Les gouvernements successifs ont toujours essayé de résorber le chômage en créant des postes de fonctionnaires, soit au service de l'Etat, soit au service des collectivités locales. Avec un succès tout relatif, il faut bien en convenir. Les limites auxquelles ils se sont tous heurtés sont celles du financement quand il dépasse les limites de taxation supportable par les contribuables. En supposant que l'endettement n'ait plus de limite, on pourrait en conclure que le chômage devrait être résorbé.

Ce n'est pas aussi simple que cela.

La gouvernance ou gestion de l'économie nationale devrait commencer par une tenue ordonnée des comptes de la nation, ce qui n'est pas le cas dans de nombreux secteurs et notamment sociaux.

Prenons à titre d'exemple les comptes de la sécurité sociale et ceux des retraites. Ce n'est un secret pour personne.
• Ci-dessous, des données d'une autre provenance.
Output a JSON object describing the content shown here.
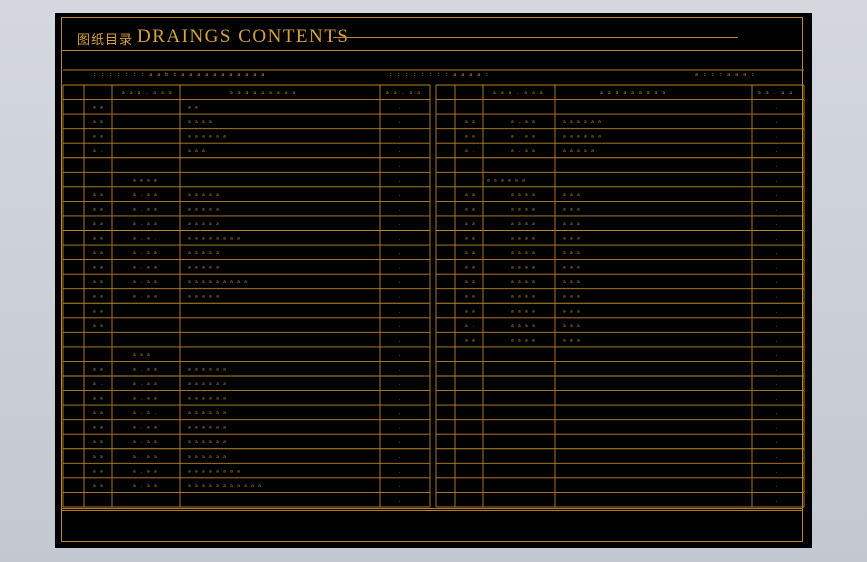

Le gouvernement socialiste a inventé en 1999 la couverture maladie universelle (CMU) devenue depuis le 1er janvier 2016 la protection universelle maladie (PUMA) ; c’est plus joli. Que le gouvernement décide d'instituer une mesure sociale généreuse, c'est son droit. Mais que les dépenses correspondantes soient noyées au sein des comptes de la Sécurité Sociale est un amalgame coupable, car il ne veut pas que l'on connaisse le coût de sa décision politique. On ne cesse de chercher à combler le trou de la Sécu qui évidemment prend des proportions hallucinantes puisque l’on manque de cotisations pour y faire face.

Dans la même veine, les gouvernements ont choisi de verser des retraites à des personnes étrangères ou naturalisées qui n'ont jamais cotisé. Les Caisses de retraites sont vidées, l'âge de la retraite doit être repoussé si l'on veut sauver un régime que les gouvernements successifs ont dénaturé par la pratique de l'amalgame.

En cherchant bien, la liste de ce genre de pratique de l'amalgame doit être longue.

Nos gouvernants sont tous les mêmes, ils cherchent à dissimuler leurs manigances. On serait bien étonnés de la charge effective si, par exemple, un compte spécial CMU/PUMA était tenu.

Passons maintenant au budget.

On lui donnera deux définitions distinctes mais voisines :

- la première celle de budget informel, telle celle que nous donnons à notre budget familial qu'il soit tenu ou non sous forme de comptes (nos dépenses sont très rapidement contraintes si elles dépassent outre mesure nos revenus), telle celle aussi celle d’une part du budget de l’Etat (production marchande par exemple).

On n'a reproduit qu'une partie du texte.